Gray: I’ve always said to Democrats in the state—most of the cities are Democratic cities across the country, and you have a huge Black vote in those cities. If you’ve got elected officials in those cities and counties in which they’re not engaged with the citizens, and when you see the resources distributed in those communities not coming to your community—the bad roads, no trash being picked up, infrastructure being neglected, no support for minority-owned businesses on an ongoing basis. If you’re not taking care of people every day, then it’s hard to come to them [on Election Day], especially people who don’t traditionally vote, who think it’s not worth it.
Q: What’s the organizing message across the board?
Gray: The message is to go into these communities, and rebuild communities, and let people see who’s rebuilding them. You have to get people where they are and bring them to where you need them to be. That’s how you organize. You don’t expect everybody to agree with you.
You have to find some common ground and have conversations with people instead of just vilifying people. Now, that doesn’t mean that this isn’t a very racist country and the world is seeing what a lot of us have been saying probably all our lives, but how do you organize around that? How do you find common ground and change the perspectives of people?
You have to engage them and that you have to do even when Donald Trump isn’t in office. Campaigns just can’t be about being against something or against somebody, they’ve got to stand for something.
Q: With the election over, where should these efforts be focused?
Gray: Because so much of the country is red, we need to look at these down-ballot races, to look at the state legislatures.

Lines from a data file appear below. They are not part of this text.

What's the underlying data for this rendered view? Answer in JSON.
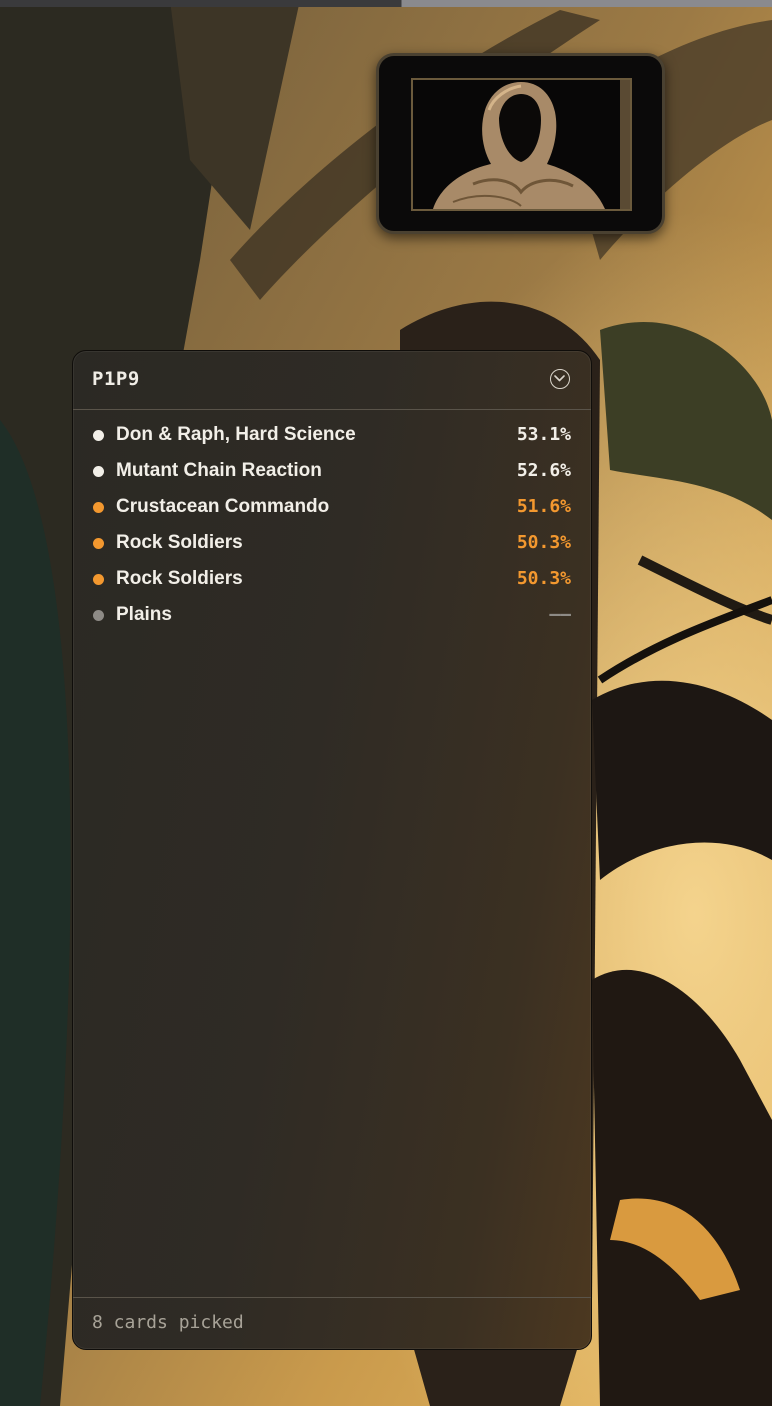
{
  "panel": {
    "title": "P1P9",
    "collapse_icon": "chevron-down-circle-icon",
    "footer": "8 cards picked"
  },
  "picks": [
    {
      "name": "Don & Raph, Hard Science",
      "rate": "53.1%",
      "color": "#f2efe8"
    },
    {
      "name": "Mutant Chain Reaction",
      "rate": "52.6%",
      "color": "#f2efe8"
    },
    {
      "name": "Crustacean Commando",
      "rate": "51.6%",
      "color": "#f3982f"
    },
    {
      "name": "Rock Soldiers",
      "rate": "50.3%",
      "color": "#f3982f"
    },
    {
      "name": "Rock Soldiers",
      "rate": "50.3%",
      "color": "#f3982f"
    },
    {
      "name": "Plains",
      "rate": "——",
      "color": "#8e8b86"
    }
  ],
  "colors": {
    "accent_orange": "#f3982f",
    "text_primary": "#f2efe8",
    "text_muted": "#a8a398"
  }
}
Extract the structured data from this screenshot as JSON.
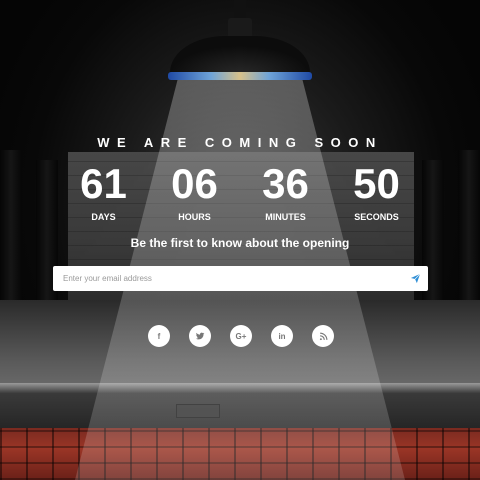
{
  "headline": "WE ARE COMING SOON",
  "countdown": [
    {
      "value": "61",
      "label": "DAYS"
    },
    {
      "value": "06",
      "label": "HOURS"
    },
    {
      "value": "36",
      "label": "MINUTES"
    },
    {
      "value": "50",
      "label": "SECONDS"
    }
  ],
  "subheadline": "Be the first to know about the opening",
  "subscribe": {
    "placeholder": "Enter your email address",
    "send_icon": "paper-plane-icon"
  },
  "social": [
    {
      "icon": "facebook-icon",
      "glyph": "f"
    },
    {
      "icon": "twitter-icon",
      "glyph": "t"
    },
    {
      "icon": "google-plus-icon",
      "glyph": "G+"
    },
    {
      "icon": "linkedin-icon",
      "glyph": "in"
    },
    {
      "icon": "rss-icon",
      "glyph": "rss"
    }
  ],
  "colors": {
    "accent": "#2f8fd6",
    "seats": "#8a2f22",
    "text": "#ffffff"
  }
}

Because the next battle is going to be about redistricting and whether or not the people that are in these state legislatures—for the most part Republicans—are going to keep redrawing people out of power. That’s the next big fight. We must try to deal with reapportionment and redistricting. Republicans draw everyone out of power that believes in equal rights, that believes in holding police accountable, that believes in the fair distribution of resources in the community.
Q: I guess the demographic that I am interested in is the young people. I have hope in the young people.
Gray: Young people came out seriously, in huge numbers. You’ve got to give it to them that the movements and all the protests have energized them. And they came out and voted, more than they voted in past races. So what do you do with that? Someone might have to go home and organize their parents and figure out why their parents believe what they believe, and maybe that would be a wake-up call to some of the young folk.
But as they say, it’s not a sprint, it’s a marathon, and in this fight it’s been ongoing. The main thing I keep falling back on is that you have to keep organizing. I don’t want to go back and talk about the past and talk about how Democrats have done in the past, but I do look at the eight years of Obama when Democrats felt pretty comfortable and didn’t do any organizing in the community.
Organizing never stops. You meet people at their needs, not at their fears. There’s fear of Trump. No question I voted against Trump, but I still believe that when you’re talking about getting people out to vote, you have to have a ground game beyond fear. You have to organize between elections. You have to engage people who don’t agree with you and try to win them over to your side. You don’t take anybody for granted.
The Democrats have a habit of not wanting to have a fifty-state campaign; they want to focus on the big states. In order to build, you have to build your entire infrastructure across the country, and every state is important and every vote is important. I’m hoping that that’s a lesson for the Democratic Party or whoever has the right message. I think ‘pro-people and pro-rights,’ that’s the message that they’ll have to carry forward.